I’m lucky enough to have that rare thing in London: a flat I like. The ceilings are high, the windows are big and there’s a nice tree I can see from my skylight while I work. It’s a place that I’ve been in for nearly two years, where I’ve had people over, moaned about the tiny dishwasher, stuck stuff on the walls. In short, it’s somewhere I feel at home. Lulled into this false sense of security over a flat I’d got for below market rate, I was cruelly reminded on Monday that it’s not my home.
A dispassionate email from the letting company told me that my landlord was selling the house, and would we mind terribly getting gone months before the end of our lease? It was polite but firm – this is not your house, please leave.
After the wave of panic about jumping back into London’s rental market subsided, all that was left was the all-too familiar feeling of being used, of not feeling welcome in a city that you love. The fundamental feeling of being stripped of the ability to decide your own choices.
So it was extremely gratifying to see a thread on Twitter about how a group of renters in south London, not only took control of their situation, but forced their landlord into paying them back thousands of pounds. The beginning of the story is a tale as old as time: bad landlord who doesn’t care about a property or its maintenance refuses to fix anything, and then tries to evict their tenants because they committed the simple crime of paying their mortgage for them. But this time, the ending went a little differently. The tenants did something that very few private renters do. They fought back. The group ended up walking away with six months of their rent back – about as close to a win as you’re ever going to get. Stories like this, even if they’re few and far between, at least help other people feel a bit less helpless.

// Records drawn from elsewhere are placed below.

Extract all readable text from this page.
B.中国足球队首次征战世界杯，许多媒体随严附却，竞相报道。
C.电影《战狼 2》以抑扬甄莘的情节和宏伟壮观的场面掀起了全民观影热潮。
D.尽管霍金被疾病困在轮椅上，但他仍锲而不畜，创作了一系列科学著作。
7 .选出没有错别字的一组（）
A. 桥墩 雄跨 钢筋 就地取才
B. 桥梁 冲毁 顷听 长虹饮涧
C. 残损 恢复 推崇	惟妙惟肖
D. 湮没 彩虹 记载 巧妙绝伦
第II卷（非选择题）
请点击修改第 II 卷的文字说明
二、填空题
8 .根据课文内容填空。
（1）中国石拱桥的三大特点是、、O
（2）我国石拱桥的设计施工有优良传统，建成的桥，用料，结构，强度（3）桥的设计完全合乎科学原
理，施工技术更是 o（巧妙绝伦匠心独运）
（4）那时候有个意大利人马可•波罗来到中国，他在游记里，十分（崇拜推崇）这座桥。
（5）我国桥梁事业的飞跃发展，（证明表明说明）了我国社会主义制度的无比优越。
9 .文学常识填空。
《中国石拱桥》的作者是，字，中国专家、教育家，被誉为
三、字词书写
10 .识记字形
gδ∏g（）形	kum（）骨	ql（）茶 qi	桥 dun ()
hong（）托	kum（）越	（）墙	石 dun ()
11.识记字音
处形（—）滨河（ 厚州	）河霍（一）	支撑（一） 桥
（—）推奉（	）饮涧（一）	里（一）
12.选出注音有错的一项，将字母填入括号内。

It’s also worth noting that the appalling state of the rental market isn’t just a problem for Londoners with access to a few thousand Twitter followers. Up and down the country the proportion of renters remains stubbornly high. It’s largely people under 34, but increasingly, a more diverse range of ages now find themselves looking down the barrel of years of instability and unpredictability in the private rental market. According to stats published in the Times, more than 50 per cent of renters can afford mortgage payments, but just 3 per cent have the savings necessary for a deposit.
Today (9 June), the government hinted at yet another half-baked idea to get people buying. This latest iteration included selling off yet more social housing stock and vague promises to look at mortgages. But – just like a house – I’m not buying it. In the meantime, as long as millions of us are forced to live under the yoke of landlordism, and as long as we have numbers on our side – it’s time to fight back and take everything we can.